284 "Function is not allowed. You should only implement one "
285 "of them."
286 )
287 user_fn = vjp_fn if vjp_fn is not Function.vjp else backward_fn
--> 288 return user_fn(self, *args)
File ~/thesis/thesis-localllm-codetuning/training22_04/lib/python3.10/site-packages/torch/utils/checkpoint.py:288, in CheckpointFunction.backward(ctx, *args)
283 if len(outputs_with_grad) == 0:
284 raise RuntimeError(
285 "none of output has requires_grad=True,"
286 " this checkpoint() is not necessary"
287 )
--> 288 torch.autograd.backward(outputs_with_grad, args_with_grad)
289 grads = tuple(
290 inp.grad if isinstance(inp, torch.Tensor) else None
291 for inp in detached_inputs
292 )
294 return (None, None) + grads
File ~/thesis/thesis-localllm-codetuning/training22_04/lib/python3.10/site-packages/torch/autograd/__init__.py:251, in backward(tensors, grad_tensors, retain_graph, create_graph, grad_variables, inputs)
246 retain_graph = create_graph
248 # The reason we repeat the same comment below is that
249 # some Python versions print out the first line of a multi-line function
250 # calls in the traceback and some print out the last line
--> 251 Variable._execution_engine.run_backward( # Calls into the C++ engine to run the backward pass
252 tensors,
253 grad_tensors_,
254 retain_graph,
255 create_graph,
256 inputs,
257 allow_unreachable=True,
258 accumulate_grad=True,
259 )
RuntimeError: Expected is_sm80 || is_sm90 to be true, but got false. (Could this error message be improved?
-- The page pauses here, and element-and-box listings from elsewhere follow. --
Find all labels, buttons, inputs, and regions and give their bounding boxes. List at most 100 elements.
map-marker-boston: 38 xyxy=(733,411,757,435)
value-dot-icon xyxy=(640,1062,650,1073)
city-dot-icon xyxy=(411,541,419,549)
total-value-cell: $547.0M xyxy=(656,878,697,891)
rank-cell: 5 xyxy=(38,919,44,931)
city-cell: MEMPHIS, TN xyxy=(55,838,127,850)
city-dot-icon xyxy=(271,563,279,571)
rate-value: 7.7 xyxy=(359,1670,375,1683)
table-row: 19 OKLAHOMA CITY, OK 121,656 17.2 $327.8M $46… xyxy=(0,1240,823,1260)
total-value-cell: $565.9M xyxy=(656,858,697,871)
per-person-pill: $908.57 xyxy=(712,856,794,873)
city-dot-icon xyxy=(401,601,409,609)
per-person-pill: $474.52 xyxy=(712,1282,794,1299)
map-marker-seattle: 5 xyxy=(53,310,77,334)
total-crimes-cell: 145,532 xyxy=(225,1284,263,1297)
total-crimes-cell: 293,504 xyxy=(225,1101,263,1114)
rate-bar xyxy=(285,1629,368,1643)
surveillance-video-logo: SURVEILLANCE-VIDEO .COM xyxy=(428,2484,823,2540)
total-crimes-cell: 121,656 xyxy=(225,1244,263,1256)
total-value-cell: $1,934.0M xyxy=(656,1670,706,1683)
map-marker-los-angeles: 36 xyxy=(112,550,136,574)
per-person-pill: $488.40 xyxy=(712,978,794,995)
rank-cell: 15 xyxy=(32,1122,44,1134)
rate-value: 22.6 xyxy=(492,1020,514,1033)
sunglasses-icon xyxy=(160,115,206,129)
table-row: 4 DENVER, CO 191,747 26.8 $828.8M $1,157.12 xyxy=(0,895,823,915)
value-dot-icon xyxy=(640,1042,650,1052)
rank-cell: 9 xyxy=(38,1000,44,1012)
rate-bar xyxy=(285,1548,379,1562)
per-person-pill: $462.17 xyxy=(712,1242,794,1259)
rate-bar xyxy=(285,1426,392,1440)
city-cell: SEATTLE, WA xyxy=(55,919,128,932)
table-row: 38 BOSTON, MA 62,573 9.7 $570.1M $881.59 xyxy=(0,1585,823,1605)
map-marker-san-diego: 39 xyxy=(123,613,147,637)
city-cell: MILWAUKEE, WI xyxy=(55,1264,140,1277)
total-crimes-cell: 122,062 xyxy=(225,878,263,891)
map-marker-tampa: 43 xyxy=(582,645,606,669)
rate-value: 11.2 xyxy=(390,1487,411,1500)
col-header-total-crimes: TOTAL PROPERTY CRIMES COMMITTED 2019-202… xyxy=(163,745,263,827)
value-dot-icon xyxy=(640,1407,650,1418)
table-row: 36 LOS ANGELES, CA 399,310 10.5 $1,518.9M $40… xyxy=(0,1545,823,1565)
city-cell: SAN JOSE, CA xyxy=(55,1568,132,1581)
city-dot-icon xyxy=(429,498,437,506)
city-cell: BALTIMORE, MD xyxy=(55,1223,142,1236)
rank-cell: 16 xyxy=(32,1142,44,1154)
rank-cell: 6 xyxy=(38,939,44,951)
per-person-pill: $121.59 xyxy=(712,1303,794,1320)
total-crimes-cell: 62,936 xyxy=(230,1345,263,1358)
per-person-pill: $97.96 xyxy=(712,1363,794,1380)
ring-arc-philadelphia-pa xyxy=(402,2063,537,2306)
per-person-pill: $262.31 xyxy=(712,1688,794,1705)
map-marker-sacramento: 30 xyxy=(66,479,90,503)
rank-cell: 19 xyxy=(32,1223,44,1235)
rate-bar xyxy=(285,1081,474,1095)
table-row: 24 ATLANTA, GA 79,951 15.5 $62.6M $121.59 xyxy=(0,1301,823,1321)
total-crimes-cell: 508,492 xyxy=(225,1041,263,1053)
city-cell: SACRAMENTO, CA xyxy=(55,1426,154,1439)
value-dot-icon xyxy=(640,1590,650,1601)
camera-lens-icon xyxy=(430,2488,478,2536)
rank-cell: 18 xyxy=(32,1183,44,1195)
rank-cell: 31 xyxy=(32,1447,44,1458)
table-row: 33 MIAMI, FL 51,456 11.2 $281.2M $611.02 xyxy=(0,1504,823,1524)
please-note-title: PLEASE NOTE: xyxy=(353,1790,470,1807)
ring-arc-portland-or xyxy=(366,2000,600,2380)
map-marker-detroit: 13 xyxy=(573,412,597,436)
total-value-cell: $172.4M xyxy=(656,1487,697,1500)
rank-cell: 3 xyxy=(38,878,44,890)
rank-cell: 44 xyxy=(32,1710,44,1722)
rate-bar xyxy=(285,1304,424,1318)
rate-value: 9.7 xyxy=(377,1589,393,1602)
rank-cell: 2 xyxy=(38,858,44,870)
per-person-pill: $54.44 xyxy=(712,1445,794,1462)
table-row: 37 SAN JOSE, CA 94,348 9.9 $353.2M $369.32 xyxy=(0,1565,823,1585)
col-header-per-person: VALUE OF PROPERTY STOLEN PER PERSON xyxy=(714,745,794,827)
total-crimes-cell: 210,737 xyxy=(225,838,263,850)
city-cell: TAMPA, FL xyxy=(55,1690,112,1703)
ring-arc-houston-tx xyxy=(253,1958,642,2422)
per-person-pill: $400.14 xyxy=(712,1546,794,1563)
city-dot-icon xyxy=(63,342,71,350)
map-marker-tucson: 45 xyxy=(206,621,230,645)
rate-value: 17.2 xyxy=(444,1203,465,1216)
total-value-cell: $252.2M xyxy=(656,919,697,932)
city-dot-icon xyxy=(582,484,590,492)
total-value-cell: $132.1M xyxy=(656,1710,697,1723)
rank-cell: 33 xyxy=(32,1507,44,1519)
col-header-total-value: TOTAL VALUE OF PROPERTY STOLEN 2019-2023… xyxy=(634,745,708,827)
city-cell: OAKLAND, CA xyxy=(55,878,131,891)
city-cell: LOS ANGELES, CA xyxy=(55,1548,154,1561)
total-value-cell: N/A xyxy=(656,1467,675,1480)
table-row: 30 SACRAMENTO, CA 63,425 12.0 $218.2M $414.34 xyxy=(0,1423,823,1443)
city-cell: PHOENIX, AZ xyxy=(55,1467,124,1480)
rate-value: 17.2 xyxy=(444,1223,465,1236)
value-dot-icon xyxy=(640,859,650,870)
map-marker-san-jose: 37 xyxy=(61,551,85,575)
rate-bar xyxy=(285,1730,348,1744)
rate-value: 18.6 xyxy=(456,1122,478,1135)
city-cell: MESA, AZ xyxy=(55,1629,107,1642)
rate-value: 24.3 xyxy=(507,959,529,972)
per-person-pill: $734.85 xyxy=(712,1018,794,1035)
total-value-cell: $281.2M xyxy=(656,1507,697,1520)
If so, please report an enhancement request to PyTorch.)
I tried upgrading pytorch to the latest version, restarting the PC, restarting the jupyter notebook kernel.
I also installed the latest CUDA version and nvidia toolkits.
Installing a specific version of pytorch fixed my issue.
I used this:
pip install --force-reinstall --pre torch --index-url https://download.pytorch.org/whl/nightly/cu117
From the GitHub issue comment: installing the nightly
Thanks to @palonix for the hint to the GitHub issue!